Rwanda, tombeau de l’impérialisme français
Pourquoi la France a-t-elle nié le génocide des Tutsis, le dernier du XXe siècle? Trente ans après les faits, l’historien Vincent Duclert expose l’étendue des responsabilités françaises et les raisons d’un soutien aux génocidaires jusqu’à l’aveuglement
Le 7 avril dernier, le Rwanda commémorait le 30e anniversaire du génocide des Tutsis qui fit, en une centaine de jours, entre 800 000 et 1 million de morts. A cette occasion, Emmanuel Macron a diffusé une vidéo dans laquelle il déclarait: «Sur ce génocide […] je crois avoir tout dit. Je n’ai aucun mot à ajouter, aucun mot à retrancher.» En 2021, suite à la publication du rapport d’une Commission de recherche sur la France, le Rwanda et le génocide des Tutsis, le président français s’était rendu à Kigali où il avait reconnu pour la première fois les «responsabilités» de la France sans toutefois parler de complicité.

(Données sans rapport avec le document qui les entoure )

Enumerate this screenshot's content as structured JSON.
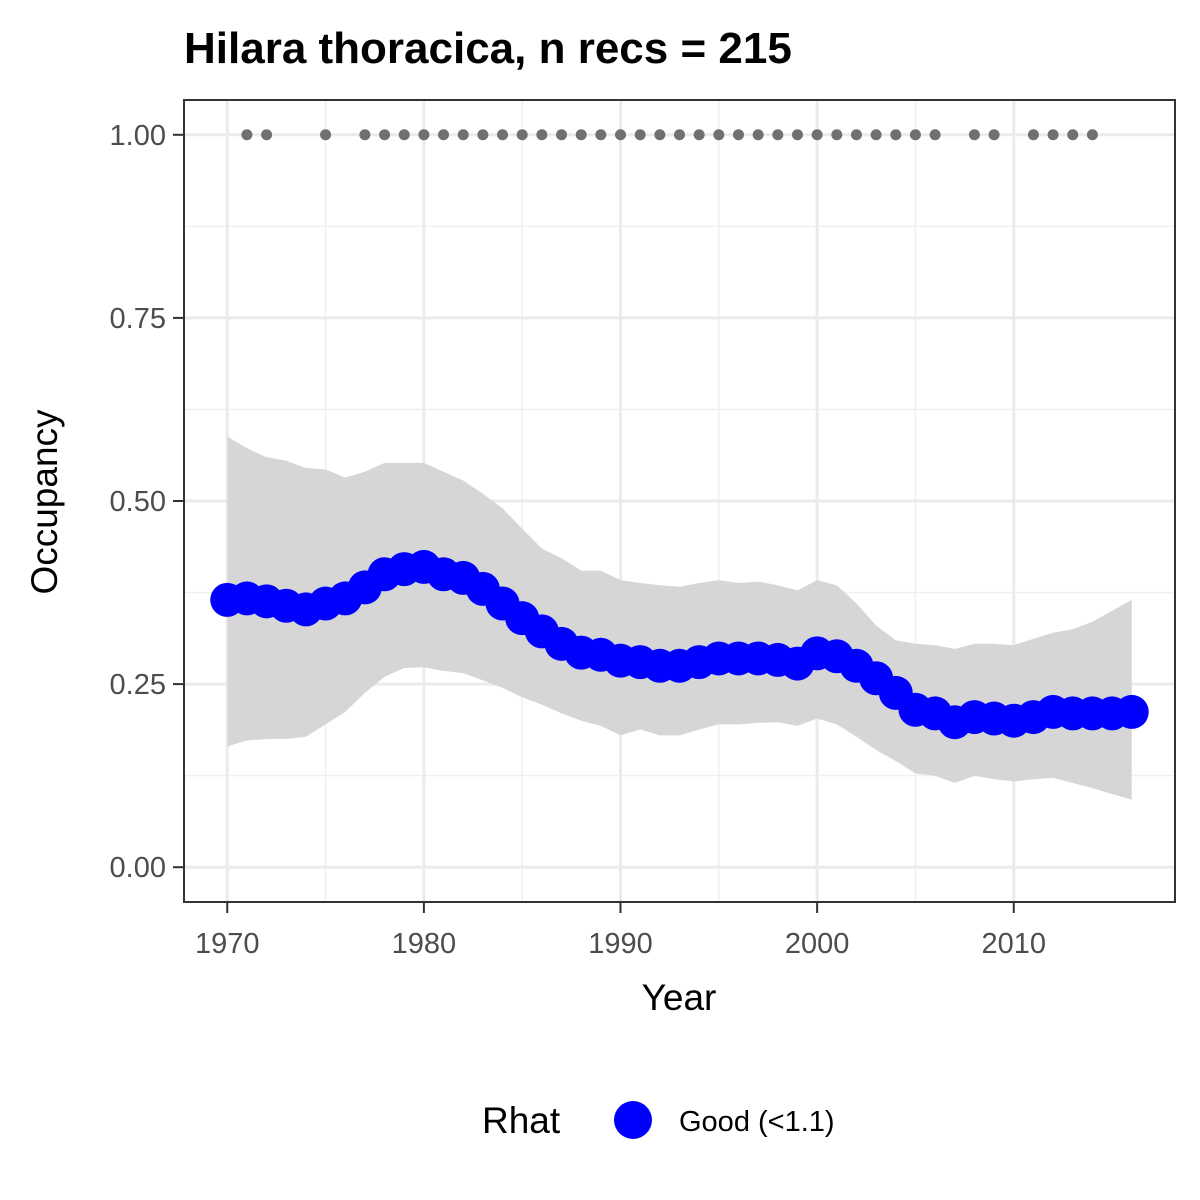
{
  "chart_data": {
    "type": "line",
    "title": "Hilara thoracica, n recs = 215",
    "xlabel": "Year",
    "ylabel": "Occupancy",
    "xlim": [
      1967.8,
      2018.2
    ],
    "ylim": [
      -0.0475,
      1.0475
    ],
    "x_ticks": [
      1970,
      1980,
      1990,
      2000,
      2010
    ],
    "x_tick_labels": [
      "1970",
      "1980",
      "1990",
      "2000",
      "2010"
    ],
    "y_ticks": [
      0,
      0.25,
      0.5,
      0.75,
      1.0
    ],
    "y_tick_labels": [
      "0.00",
      "0.25",
      "0.50",
      "0.75",
      "1.00"
    ],
    "grid": true,
    "legend": {
      "title": "Rhat",
      "placement": "bottom",
      "entries": [
        {
          "label": "Good (<1.1)",
          "color": "#0000ff"
        }
      ]
    },
    "colors": {
      "mean": "#0000ff",
      "ribbon": "#d6d6d6",
      "records": "#707070"
    },
    "series": [
      {
        "name": "Good (<1.1)",
        "x": [
          1970,
          1971,
          1972,
          1973,
          1974,
          1975,
          1976,
          1977,
          1978,
          1979,
          1980,
          1981,
          1982,
          1983,
          1984,
          1985,
          1986,
          1987,
          1988,
          1989,
          1990,
          1991,
          1992,
          1993,
          1994,
          1995,
          1996,
          1997,
          1998,
          1999,
          2000,
          2001,
          2002,
          2003,
          2004,
          2005,
          2006,
          2007,
          2008,
          2009,
          2010,
          2011,
          2012,
          2013,
          2014,
          2015,
          2016
        ],
        "mean": [
          0.365,
          0.367,
          0.363,
          0.357,
          0.352,
          0.36,
          0.367,
          0.382,
          0.4,
          0.407,
          0.41,
          0.4,
          0.395,
          0.38,
          0.36,
          0.34,
          0.322,
          0.305,
          0.293,
          0.29,
          0.282,
          0.28,
          0.275,
          0.275,
          0.28,
          0.285,
          0.285,
          0.285,
          0.283,
          0.278,
          0.292,
          0.288,
          0.275,
          0.258,
          0.238,
          0.215,
          0.21,
          0.198,
          0.205,
          0.203,
          0.2,
          0.205,
          0.212,
          0.21,
          0.21,
          0.21,
          0.212
        ],
        "lower": [
          0.165,
          0.173,
          0.175,
          0.175,
          0.178,
          0.195,
          0.212,
          0.238,
          0.26,
          0.272,
          0.273,
          0.268,
          0.265,
          0.255,
          0.245,
          0.232,
          0.222,
          0.21,
          0.2,
          0.193,
          0.18,
          0.188,
          0.18,
          0.18,
          0.188,
          0.195,
          0.195,
          0.197,
          0.198,
          0.193,
          0.203,
          0.195,
          0.178,
          0.16,
          0.145,
          0.128,
          0.125,
          0.115,
          0.125,
          0.12,
          0.117,
          0.12,
          0.122,
          0.115,
          0.108,
          0.1,
          0.092
        ],
        "upper": [
          0.588,
          0.572,
          0.56,
          0.555,
          0.545,
          0.543,
          0.532,
          0.54,
          0.552,
          0.552,
          0.552,
          0.54,
          0.528,
          0.51,
          0.49,
          0.462,
          0.435,
          0.422,
          0.405,
          0.405,
          0.392,
          0.388,
          0.385,
          0.383,
          0.388,
          0.392,
          0.388,
          0.39,
          0.385,
          0.378,
          0.392,
          0.385,
          0.36,
          0.33,
          0.31,
          0.305,
          0.303,
          0.298,
          0.305,
          0.305,
          0.303,
          0.312,
          0.32,
          0.325,
          0.335,
          0.35,
          0.365
        ]
      },
      {
        "name": "",
        "type": "scatter",
        "x": [
          1971,
          1972,
          1975,
          1977,
          1978,
          1979,
          1980,
          1981,
          1982,
          1983,
          1984,
          1985,
          1986,
          1987,
          1988,
          1989,
          1990,
          1991,
          1992,
          1993,
          1994,
          1995,
          1996,
          1997,
          1998,
          1999,
          2000,
          2001,
          2002,
          2003,
          2004,
          2005,
          2006,
          2008,
          2009,
          2011,
          2012,
          2013,
          2014
        ],
        "y": [
          1,
          1,
          1,
          1,
          1,
          1,
          1,
          1,
          1,
          1,
          1,
          1,
          1,
          1,
          1,
          1,
          1,
          1,
          1,
          1,
          1,
          1,
          1,
          1,
          1,
          1,
          1,
          1,
          1,
          1,
          1,
          1,
          1,
          1,
          1,
          1,
          1,
          1,
          1
        ]
      }
    ]
  }
}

Quelques jours avant la diffusion de cette vidéo, les services de l’Elysée informaient les médias français que le président ferait un pas de plus en déclarant cette fois-ci que «la France, qui aurait pu arrêter le génocide avec ses alliés occidentaux et africains, n’en a pas eu la volonté». Sauf que le jour dit, ces mots ne sont pas prononcés. Rétropédalage? Le président a-t-il été mis sous pression sur un sujet qui reste en partie tabou? Pour Vincent Duclert, l’historien qui a piloté durant trois ans la Commission de recherche à la demande du président, ce n’est pas un recul. «L’essentiel a été dit, explique-t-il. Emmanuel Macron a acté notre travail historique qui concluait à une responsabilité accablante des autorités françaises et il continue d’encourager la recherche.» Un acte de courage, selon l’historien qui fait le parallèle avec le rapport Bergier sur les relations de la Suisse avec le Troisième Reich, un travail qui n’a pas bénéficié de la même reconnaissance de la part des autorités suisses.

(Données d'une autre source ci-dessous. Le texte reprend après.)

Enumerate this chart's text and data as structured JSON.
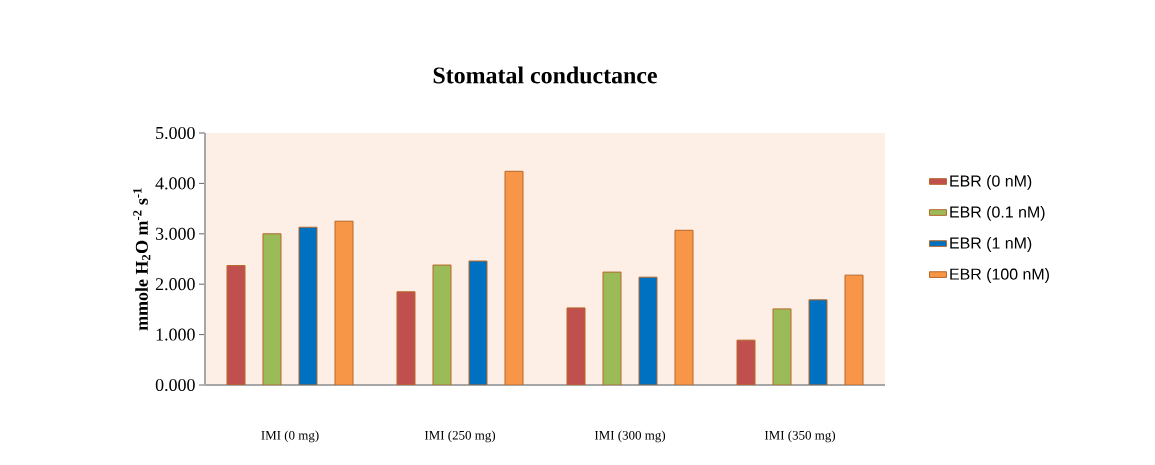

Vincent Duclert, pour sa part, n’en reste pas au constat de «responsabilité». Dans un livre publié en début d’année, La France face au génocide des Tutsi, il décrit sur la base de nouvelles archives et témoignages le soutien de la présidence française de l’époque aux autorités racistes, puis génocidaires, en parfaite connaissance de cause. Explications sur les causes de cet aveuglement français.

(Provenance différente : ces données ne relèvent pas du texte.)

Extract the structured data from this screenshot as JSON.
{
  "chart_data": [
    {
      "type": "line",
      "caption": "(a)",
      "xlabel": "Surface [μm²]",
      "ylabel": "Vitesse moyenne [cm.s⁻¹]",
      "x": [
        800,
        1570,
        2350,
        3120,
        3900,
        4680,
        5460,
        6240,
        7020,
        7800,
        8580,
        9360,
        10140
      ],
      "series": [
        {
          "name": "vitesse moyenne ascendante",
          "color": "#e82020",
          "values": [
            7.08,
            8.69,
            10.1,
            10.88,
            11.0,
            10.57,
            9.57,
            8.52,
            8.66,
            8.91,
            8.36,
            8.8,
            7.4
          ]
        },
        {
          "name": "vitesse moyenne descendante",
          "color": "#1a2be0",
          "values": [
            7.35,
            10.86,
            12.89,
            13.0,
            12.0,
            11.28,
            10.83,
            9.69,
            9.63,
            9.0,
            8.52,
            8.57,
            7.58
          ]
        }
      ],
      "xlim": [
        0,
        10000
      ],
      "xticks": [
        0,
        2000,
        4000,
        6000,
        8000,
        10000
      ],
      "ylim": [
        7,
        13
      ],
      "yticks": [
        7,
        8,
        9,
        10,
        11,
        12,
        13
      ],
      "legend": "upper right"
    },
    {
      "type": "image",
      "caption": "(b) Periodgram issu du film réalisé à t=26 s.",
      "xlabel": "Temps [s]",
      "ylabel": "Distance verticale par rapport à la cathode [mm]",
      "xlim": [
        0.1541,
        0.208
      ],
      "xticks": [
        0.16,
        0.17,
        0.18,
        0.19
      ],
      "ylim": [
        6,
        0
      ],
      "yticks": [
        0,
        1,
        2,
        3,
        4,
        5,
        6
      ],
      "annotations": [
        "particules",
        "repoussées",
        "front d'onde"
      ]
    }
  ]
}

Le sous-titre de votre livre est «Le grand scandale de la Ve République». De quoi s’agit-il? C’est une pratique des institutions qui amène à un système arbitraire, donc illégal. Un système qui détruit tout ce qui fait une démocratie, c’est-à-dire les contre-pouvoirs, le contrôle parlementaire. Cette compromission des institutions amène la France, ou plus précisément l’Elysée, à soutenir inconditionnellement un régime qui prépare un génocide. François Mitterand ne s’associe pas au projet génocidaire, mais il est informé de ce projet, de la menace qui pèse sur les Tutsis. Son soutien se maintient pourtant, y compris pendant la phase paroxysmique, c’est-àdire du génocide où l’extermination est totale. Lors du Sommet franco-africain de Biarritz de novembre 1994, le président parle encore de massacres interethniques – niant le génocide – ce qui est en contradiction avec la création, le jour même, du Tribunal pénal international pour le Rwanda (TPIR). Plus tard, l’Elysée évoquera des génocides: on est dans la réécriture de l’Histoire. François Mitterrand, ses conseillers et son état-major vont créer un narratif de déni. Le déni va se poursuivre jusqu’à la décision d’Emmanuel Macron, en avril 2019, de confier un mandat de recherche sur la France et le génocide. Suite à la remise du rapport, le 27 mai 2021, Emmanuel Macron se rend à Kigali pour prononcer un discours sur la responsabilité française, un moment extrêmement important qui amène aussi un changement diplomatique notoire. Le président de la République, sur la base de la vérité historique, reconnaît les faits. Cela amène à réfléchir sur l’histoire politique de notre pays, de la démocratie qui n’est pas à l’abri de la raison d’Etat. Il faut donc être vigilant.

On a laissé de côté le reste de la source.